From one generation to the next… family recipes stay alive

Feb 20, 2017

Jewels from Jules book cover

If there’s two things Adine Viscusi, of Casa Visco, is passionate about in life, it’s food and family. In Adine’s world they are so intricately intertwined; one simply doesn’t happen without the other.

Viscusi recently put together a cookbook entitled Jewels from Jules – a collection of more than 20 beloved family recipes she inherited from her maternal grandmother Julia Balcerzack, who passed in 2009. “I was born on her [Jules] 50th birthday so we shared many birthdays together, we had a very special bond,” said Viscusi.

Jules’ recipes included everything from soups to cakes, all-natural/all-purpose household cleaners and homemade beauty treatments derived from items found daily in refrigerators and kitchen pantries. Inspiration for cooking often comes from family, and it’s a quite common for recipes to get passed down from one generation to the next.

Viscusi started by organizing all of the recipes that were handwritten, cut out from the newspaper, box tops and cocktail napkin notes, and some based purely on memory. The task was more than a bit daunting. “I decided to set the project aside for a few years, and then I made it a personal goal of mine to finish it by the end of 2016,” said Viscusi. With the help of modern technology, namely cookbook.com, she created Jewels from Jules and purchased several copies to give as gifts at Christmas to family members like her mother, aunts, sister and cousins.

Interspersed with Jules’ recipes are also some of her famous sayings and words of wisdom for both in the kitchen and in life.

Inspiration from cooking often comes from family, recipes get passed down. Family follows you around, generational ideas/inspiration bringing people around the table.

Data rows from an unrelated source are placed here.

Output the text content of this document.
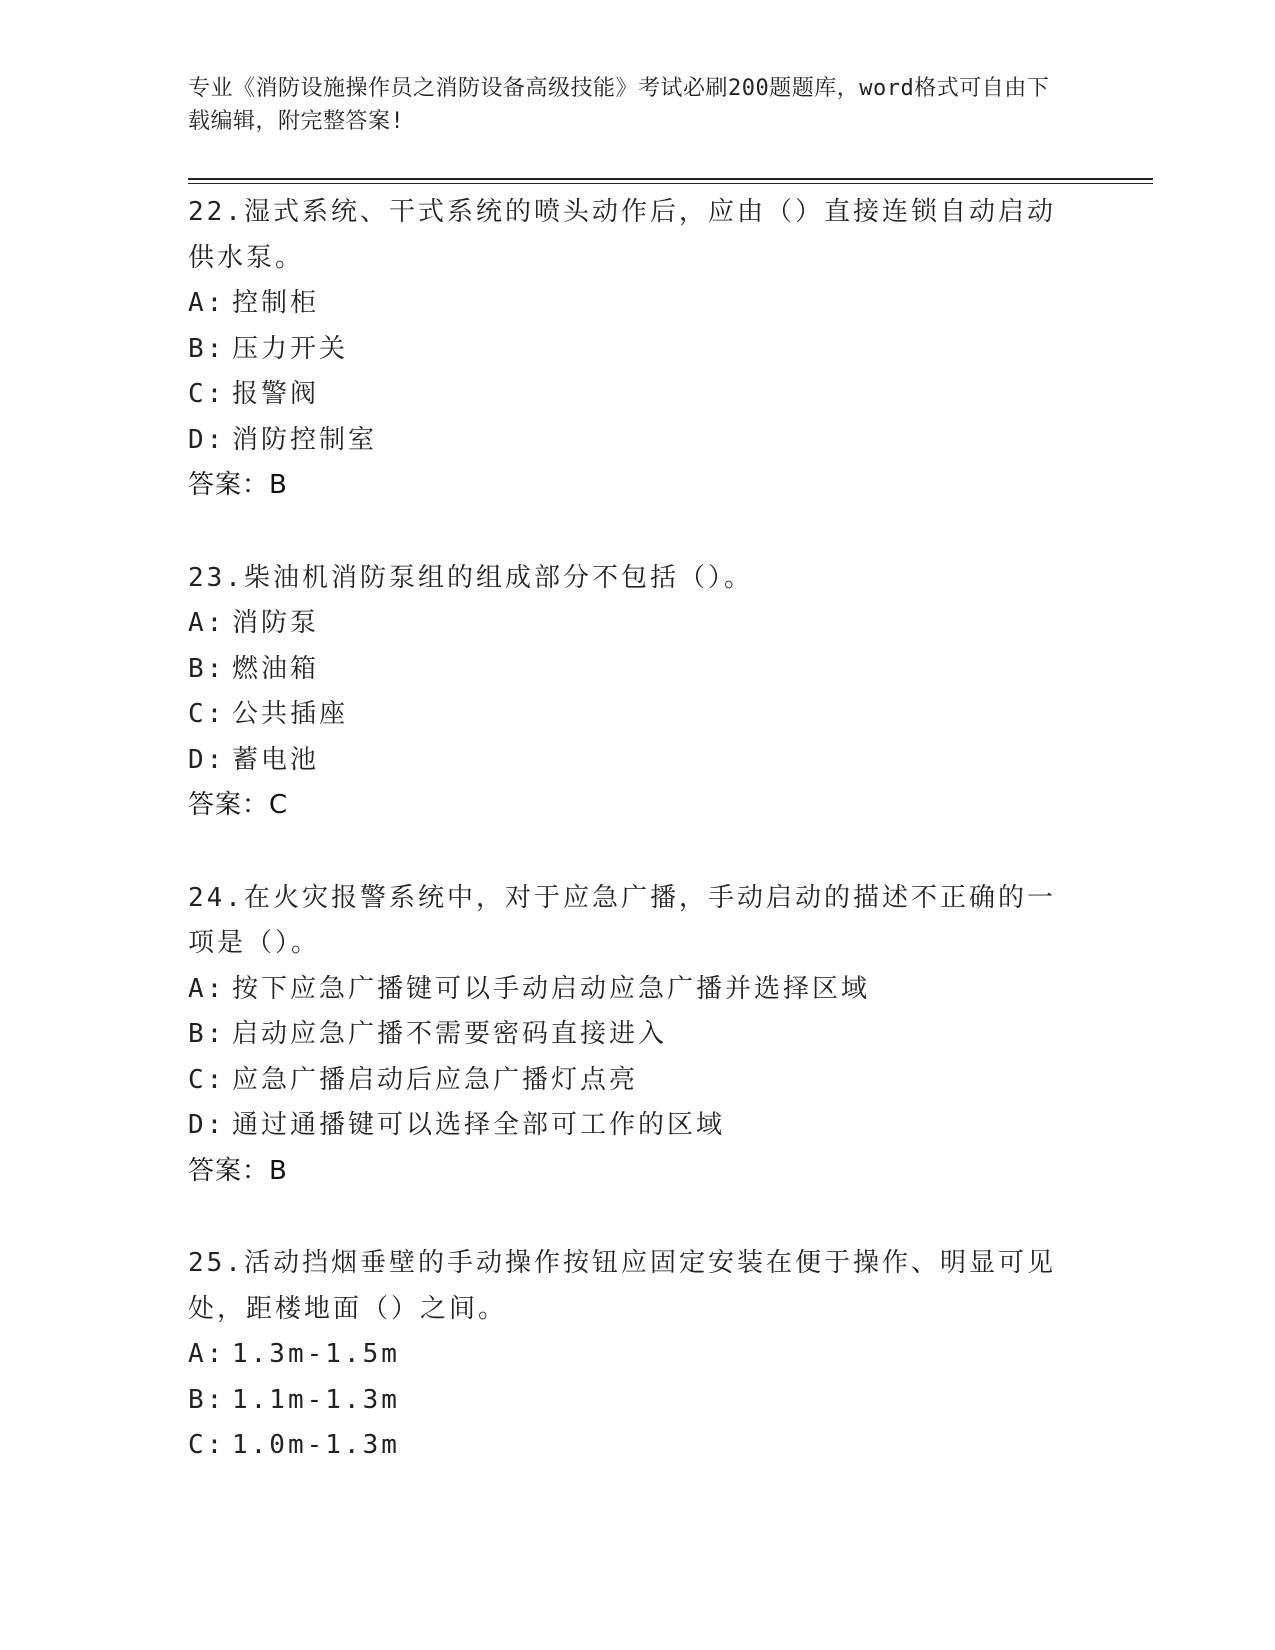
专业《消防设施操作员之消防设备高级技能》考试必刷200题题库，word格式可自由下载编辑，附完整答案!
22.湿式系统、干式系统的喷头动作后，应由（）直接连锁自动启动供水泵。
A: 控制柜
B: 压力开关
C: 报警阀
D: 消防控制室
答案：B
23.柴油机消防泵组的组成部分不包括（）。
A: 消防泵
B: 燃油箱
C: 公共插座
D: 蓄电池
答案：C
24.在火灾报警系统中，对于应急广播，手动启动的描述不正确的一项是（）。
A: 按下应急广播键可以手动启动应急广播并选择区域
B: 启动应急广播不需要密码直接进入
C: 应急广播启动后应急广播灯点亮
D: 通过通播键可以选择全部可工作的区域
答案：B
25.活动挡烟垂壁的手动操作按钮应固定安装在便于操作、明显可见处，距楼地面（）之间。
A: 1.3m-1.5m
B: 1.1m-1.3m
C: 1.0m-1.3m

When asked which recipe is her favorite in the cookbook, Viscusi says it’s the pierogi recipe in her grandmother’s handwriting. The accompanying picture in the cookbook is of the two of them creating the pierogies for guests at Viscusi’s wedding, in total, they made about 300. “My mother and father still make them for Easter and Christmas every year – it’s our way of still having Jules around the table at the holidays.”